Тео покончил бы с собой, может, не в тот же самый день, не раньше похорон, не раньше, чем привел бы в порядок дела, но он не мог покончить с собой, потому что тогда Дженнифер поняла бы (хотя она и так это знала, верно?), что он любит Лору больше ее. Потому что Тео знал, что, если бы умерла Дженнифер, а не Лора, мысль о самоубийстве не пришла бы ему в голову.

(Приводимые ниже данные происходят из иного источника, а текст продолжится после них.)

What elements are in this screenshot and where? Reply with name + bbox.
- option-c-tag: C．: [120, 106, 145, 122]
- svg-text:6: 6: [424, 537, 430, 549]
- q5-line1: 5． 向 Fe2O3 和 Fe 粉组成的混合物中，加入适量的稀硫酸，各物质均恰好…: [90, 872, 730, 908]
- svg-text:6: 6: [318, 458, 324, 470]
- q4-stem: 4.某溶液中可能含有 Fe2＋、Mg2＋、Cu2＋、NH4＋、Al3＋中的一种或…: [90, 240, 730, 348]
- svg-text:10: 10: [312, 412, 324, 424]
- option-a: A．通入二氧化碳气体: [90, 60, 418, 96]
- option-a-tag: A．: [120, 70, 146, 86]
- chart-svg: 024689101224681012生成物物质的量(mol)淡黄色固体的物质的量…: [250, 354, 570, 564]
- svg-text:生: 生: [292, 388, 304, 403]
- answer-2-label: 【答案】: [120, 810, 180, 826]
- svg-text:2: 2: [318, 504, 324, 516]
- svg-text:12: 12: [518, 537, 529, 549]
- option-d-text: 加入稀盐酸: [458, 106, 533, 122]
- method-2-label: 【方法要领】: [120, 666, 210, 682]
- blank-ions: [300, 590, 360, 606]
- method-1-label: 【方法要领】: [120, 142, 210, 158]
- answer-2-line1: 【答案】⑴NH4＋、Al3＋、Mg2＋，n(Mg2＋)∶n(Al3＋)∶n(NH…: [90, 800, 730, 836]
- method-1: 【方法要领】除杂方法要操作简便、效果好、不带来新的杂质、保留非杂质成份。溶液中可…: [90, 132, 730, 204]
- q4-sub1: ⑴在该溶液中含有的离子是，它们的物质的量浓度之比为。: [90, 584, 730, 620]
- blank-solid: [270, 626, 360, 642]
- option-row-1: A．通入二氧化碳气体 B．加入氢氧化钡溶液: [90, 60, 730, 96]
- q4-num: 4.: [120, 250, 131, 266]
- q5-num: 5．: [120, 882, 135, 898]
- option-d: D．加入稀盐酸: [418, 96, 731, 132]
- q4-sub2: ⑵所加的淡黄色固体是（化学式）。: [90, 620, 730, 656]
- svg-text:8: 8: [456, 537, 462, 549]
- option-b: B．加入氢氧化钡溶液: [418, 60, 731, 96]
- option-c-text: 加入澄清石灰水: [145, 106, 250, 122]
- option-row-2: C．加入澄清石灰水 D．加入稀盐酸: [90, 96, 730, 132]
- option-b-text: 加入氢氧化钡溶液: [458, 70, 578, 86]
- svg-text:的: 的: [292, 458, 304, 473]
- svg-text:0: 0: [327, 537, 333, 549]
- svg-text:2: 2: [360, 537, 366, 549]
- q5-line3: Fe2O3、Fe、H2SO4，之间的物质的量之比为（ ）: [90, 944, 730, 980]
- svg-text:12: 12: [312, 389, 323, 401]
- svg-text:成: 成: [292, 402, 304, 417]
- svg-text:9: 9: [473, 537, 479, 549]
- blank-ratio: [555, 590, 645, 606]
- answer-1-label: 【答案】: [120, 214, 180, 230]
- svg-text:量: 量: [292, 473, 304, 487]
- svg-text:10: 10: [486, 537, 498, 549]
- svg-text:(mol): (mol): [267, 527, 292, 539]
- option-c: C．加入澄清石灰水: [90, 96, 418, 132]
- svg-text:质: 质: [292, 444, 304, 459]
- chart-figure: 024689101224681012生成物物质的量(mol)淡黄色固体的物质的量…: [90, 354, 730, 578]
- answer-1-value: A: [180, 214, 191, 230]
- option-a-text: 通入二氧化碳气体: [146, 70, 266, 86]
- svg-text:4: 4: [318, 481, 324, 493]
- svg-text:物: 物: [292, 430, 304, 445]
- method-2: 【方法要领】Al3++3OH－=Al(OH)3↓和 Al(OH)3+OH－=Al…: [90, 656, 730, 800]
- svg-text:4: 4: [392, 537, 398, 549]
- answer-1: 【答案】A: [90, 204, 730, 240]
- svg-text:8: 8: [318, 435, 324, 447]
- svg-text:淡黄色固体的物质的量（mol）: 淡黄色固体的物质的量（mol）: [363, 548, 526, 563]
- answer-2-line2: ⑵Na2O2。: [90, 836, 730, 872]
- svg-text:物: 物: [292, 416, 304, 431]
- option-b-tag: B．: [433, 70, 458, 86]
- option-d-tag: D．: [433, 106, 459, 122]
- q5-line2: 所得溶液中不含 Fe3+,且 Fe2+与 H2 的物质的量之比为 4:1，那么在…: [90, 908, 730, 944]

Даже теперь Тео надеялся, что однажды незнакомец, который искал его, а нашел его девочку, вернется. Тео представлял, как откроет дверь человеку в желтом свитере для гольфа и широко раскинет руки, принимая нож, принимая смерть, которая воссоединит его с Лорой. Он похоронил ее в гробу, не стал кремировать. Ему нужна была могила, к которой он мог бы ходить (постоянно), место, где она казалась бы осязаемой, на расстоянии вытянутой руки, всего в шести футах от него. Временами горе настолько одолевало его, что он подумывал о том, чтобы откопать ее, достать ее бедное разлагающееся тело из гроба и еще раз, последний, покачать на руках, сказать, что он по-прежнему рядом, по-прежнему думает о ней, даже если остальные уже забыли.
Тео расплатился за кофе, оставив на чай больше суммы счета. Обычно чем хуже было обслуживание, тем больше Тео платил. Он полагал, что это свидетельствовало о слабости характера. Он считал себя человеком, почти целиком состоящим из слабостей, у которого сильных сторон просто нет. Он с трудом прокладывал себе дорогу во встречном потоке туристов, которые, все как один, восторгались колледжами, живой тканью истории — ученостью, и архитектурой, и красотой. Когда Тео приехал сюда учиться, он решил, что Кембридж — самое красивое место на земле. Сам он вырос в прозаическом пригороде Манчестера, и ему показалось, что Кембридж просто иная реальность. Когда он впервые зашел во дворы колледжей — это было как райское видение. Он даже не думал, что на свете есть подобная красота, но за прошедшие десять лет он ни разу не взглянул на колледжи. Он проходил мимо величественных фасадов Квинса и Тела Христова, Клэра и Кингса — и не видел ничего, кроме камня, цемента и вездесущей пыли.